Liquidity Highlights

  • Since its reorganization, MNTR has raised capital through warrant holder exercise of warrants for common stock. The company will be required to raise additional funds through financing, additional collaborative relationships or other arrangements until they are able to raise revenues to a point of positive cash flow.
  • As of September 30, 2015, MNTR had $199,818 in cash and cash equivalents and a working capital of $491,286.

Two Rivers Water & Farming Company (TURV)

TURV is focused on converting irrigated farmland from traditional use to grow marginally profitable feed crops to use for growing fruit and vegetable crops that generate more revenue at better margins. The company is focused on concentrating its acquisitions on water rights and infrastructure that are, in part, owned by municipalities, which can alleviate and expedite the legal and political processes necessary for municipal consumers to obtain excess water.

Financial Highlights

  • During the quarter, TURV recognized $1,685,000 in revenue ($1,072,000 during the same period last year). The company’s primary revenue source is from the sale of agriculture products grown by TURV. This is a seasonal business that generates revenue during the third and fourth quarter of the year. The higher revenue is primarily due to an increase in farm acreage production and from the beginning of rent of the first greenhouse.
  • Costs directly associated with revenue were $1,174,000 during the quarter. These costs increased on a quarter-over-quarter basis ($786,000 during the same period last year).
  • TURV recorded $510,000 in gross profit, which is almost double than the same period last year. The increase is due to the increase of farm revenue and the beginning of the greenhouse lease. Since the lease is a "triple-net" lease, there were no direct costs of the lease revenue.
  • During the quarter, TURV incurred $607,000 in operating expenses which was lower than last year. The decrease was primarily due to management's continued cost cutting efforts.
  • TURV recorded a $1,141,000 net loss during the quarter.

Liquidity Highlights

  • As of September 30, 2015, TURV had $510,000 in cash and cash equivalents, $2,789,000 in current assets and $9,473,000 in current liabilities. 
  • TURV expects cash expenditures to increase for the foreseeable future, as the company tries to expand its farmland business and GrowCo operations.
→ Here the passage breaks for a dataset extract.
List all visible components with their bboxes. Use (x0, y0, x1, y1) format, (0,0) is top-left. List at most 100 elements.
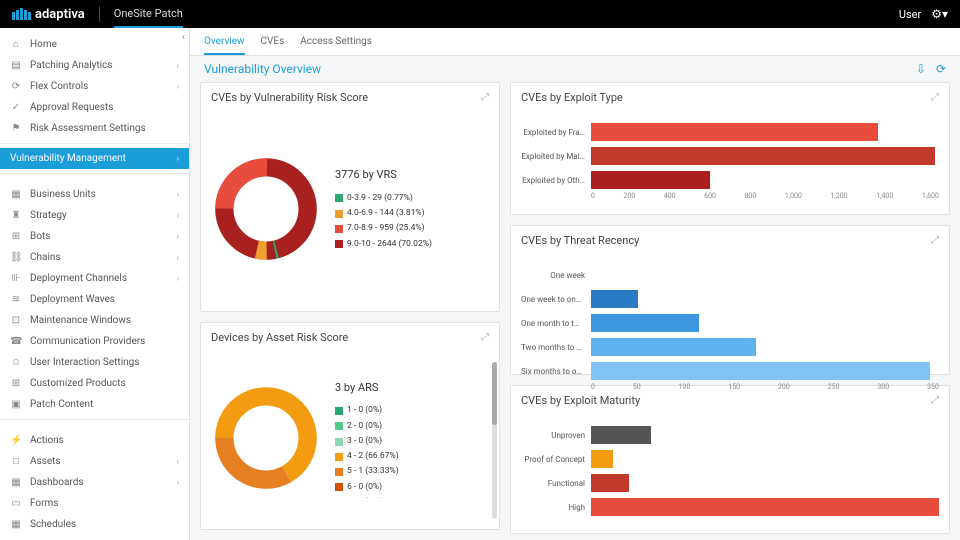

As a result, existing cash and cash equivalents may not be sufficient to meet all of the projected cash needs contemplated by its business strategies for the remainder of 2015 and for 2016.
  • TURV may need to either slow its growth initiatives or raise additional funds through public or private equity or debt financings. The capital that may be raised by TURV will not be the most shareholder friendly and it will most likely be dilutive for shareholders.